Responsibility October 27th, 2009

When we first became parents, Hubby and I tried to be organized with the items that Jill needed whenever we were out of the house. We kept the diaper bag stocked and kept a backup bag in our car. As our kids have grown we have found ourselves giving them more responsibility for making sure they take their belongings with them whenever we leave the house.

We seem to have fallen into a routine that may sound familiar to at least some of you.  About a half an hour before we leave I say, “Kids, put your socks and shoes on, go to the bathroom and get your things together.” They hear, “Kids, keep playing and completely ignore me.” Fifteen minutes before we leave I yell, “Are your socks and shoes on?”  To which they reply, “Why, are we going somewhere?” At the time set for leaving our house, I walk to the door and listen to the kids yell, “Wait, I need to find something to take with me!” or “Don’t leave yet!  I need to put my shoes on!” No matter what I do, this is the pattern.

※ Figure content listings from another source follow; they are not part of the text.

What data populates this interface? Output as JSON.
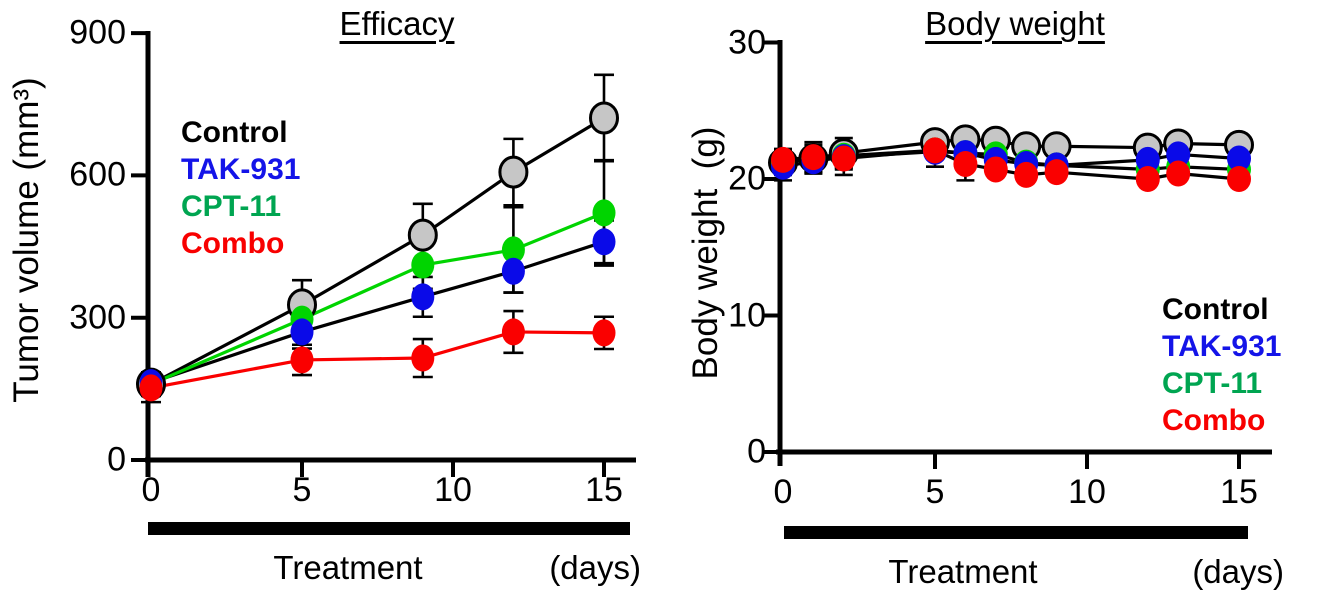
{
  "figure": {
    "background": "#ffffff"
  },
  "colors": {
    "axis": "#000000",
    "control_marker_fill": "#c6c6c6",
    "control_marker_edge": "#000000",
    "tak931_marker": "#0a0ae8",
    "cpt11_marker": "#00d400",
    "combo_marker": "#fa0000",
    "legend_control": "#000000",
    "legend_tak931": "#1414e8",
    "legend_cpt11": "#00a551",
    "legend_combo": "#f80000"
  },
  "chart_data": [
    {
      "type": "line",
      "title": "Efficacy",
      "ylabel": "Tumor volume (mm³)",
      "xlabel_bar": "Treatment",
      "xlabel_units": "(days)",
      "x": [
        0,
        5,
        9,
        12,
        15
      ],
      "xticks": [
        0,
        5,
        10,
        15
      ],
      "yticks": [
        0,
        300,
        600,
        900
      ],
      "xlim": [
        0,
        16
      ],
      "ylim": [
        0,
        900
      ],
      "grid": false,
      "legend_position": "top-left",
      "series": [
        {
          "name": "Control",
          "line_color": "#000000",
          "marker_fill": "#c6c6c6",
          "marker_edge": "#000000",
          "values": [
            160,
            327,
            474,
            607,
            721
          ],
          "errors": [
            25,
            52,
            66,
            70,
            91
          ]
        },
        {
          "name": "TAK-931",
          "line_color": "#000000",
          "marker_fill": "#0a0ae8",
          "marker_edge": "none",
          "values": [
            163,
            270,
            344,
            398,
            460
          ],
          "errors": [
            22,
            35,
            42,
            45,
            45
          ]
        },
        {
          "name": "CPT-11",
          "line_color": "#00d400",
          "marker_fill": "#00d400",
          "marker_edge": "none",
          "values": [
            160,
            297,
            411,
            443,
            521
          ],
          "errors": [
            22,
            30,
            50,
            90,
            111
          ]
        },
        {
          "name": "Combo",
          "line_color": "#fa0000",
          "marker_fill": "#fa0000",
          "marker_edge": "none",
          "values": [
            152,
            211,
            215,
            270,
            268
          ],
          "errors": [
            30,
            32,
            40,
            44,
            34
          ]
        }
      ],
      "legend": [
        {
          "label": "Control",
          "color": "#000000"
        },
        {
          "label": "TAK-931",
          "color": "#1414e8"
        },
        {
          "label": "CPT-11",
          "color": "#00a551"
        },
        {
          "label": "Combo",
          "color": "#f80000"
        }
      ]
    },
    {
      "type": "line",
      "title": "Body weight",
      "ylabel": "Body weight  (g)",
      "xlabel_bar": "Treatment",
      "xlabel_units": "(days)",
      "x": [
        0,
        1,
        2,
        5,
        6,
        7,
        8,
        9,
        12,
        13,
        15
      ],
      "xticks": [
        0,
        5,
        10,
        15
      ],
      "yticks": [
        0,
        10,
        20,
        30
      ],
      "xlim": [
        0,
        16
      ],
      "ylim": [
        0,
        30
      ],
      "grid": false,
      "legend_position": "bottom-right",
      "series": [
        {
          "name": "Control",
          "line_color": "#000000",
          "marker_fill": "#c6c6c6",
          "marker_edge": "#000000",
          "values": [
            21.2,
            21.5,
            21.9,
            22.7,
            22.9,
            22.8,
            22.4,
            22.4,
            22.3,
            22.6,
            22.5
          ],
          "errors": [
            0.9,
            1.0,
            1.1,
            0.6,
            0.5,
            0.5,
            0.5,
            0.5,
            0.5,
            0.5,
            0.5
          ]
        },
        {
          "name": "TAK-931",
          "line_color": "#000000",
          "marker_fill": "#0a0ae8",
          "marker_edge": "none",
          "values": [
            20.9,
            21.3,
            21.6,
            22.0,
            21.9,
            21.4,
            21.1,
            21.0,
            21.4,
            21.8,
            21.5
          ],
          "errors": [
            1.0,
            0.9,
            0.9,
            0.5,
            0.5,
            0.5,
            0.5,
            0.5,
            0.5,
            0.5,
            0.5
          ]
        },
        {
          "name": "CPT-11",
          "line_color": "#000000",
          "marker_fill": "#00d400",
          "marker_edge": "none",
          "values": [
            21.2,
            21.5,
            21.7,
            22.1,
            21.9,
            21.8,
            21.2,
            21.0,
            20.7,
            20.9,
            20.7
          ],
          "errors": [
            0.8,
            0.8,
            0.8,
            0.5,
            0.5,
            0.5,
            0.5,
            0.5,
            0.5,
            0.5,
            0.5
          ]
        },
        {
          "name": "Combo",
          "line_color": "#000000",
          "marker_fill": "#fa0000",
          "marker_edge": "none",
          "values": [
            21.4,
            21.6,
            21.5,
            22.1,
            21.1,
            20.7,
            20.3,
            20.5,
            20.0,
            20.4,
            20.0
          ],
          "errors": [
            0.8,
            1.1,
            1.2,
            1.2,
            1.2,
            0.5,
            0.5,
            0.5,
            0.5,
            0.5,
            0.5
          ]
        }
      ],
      "legend": [
        {
          "label": "Control",
          "color": "#000000"
        },
        {
          "label": "TAK-931",
          "color": "#1414e8"
        },
        {
          "label": "CPT-11",
          "color": "#00a551"
        },
        {
          "label": "Combo",
          "color": "#f80000"
        }
      ]
    }
  ]
}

Hubby and the kids take martial arts classes and the pattern usually only differs in the items they take and that they have a uniform to put on. The other night Hubby came home and got dressed for class. The kids were at the fifteen-minute point so they made the mad-dash uniform change and when all was said and done we raced out the door for a quick dinner and then off to class. Imagine the laughs that ensued when the kids discovered that in Hubby’s hurry to get out of the house he put his pants on backwards and left his jacket at home! (Yes, yes, gi for those of you martial artists out there.)

With all of my planning and organizing it seems as parents we forget things too. Yes, I have to admit I’ve left things behind too. Parenting takes patience. Oh, and lots of to-do and to-bring lists too!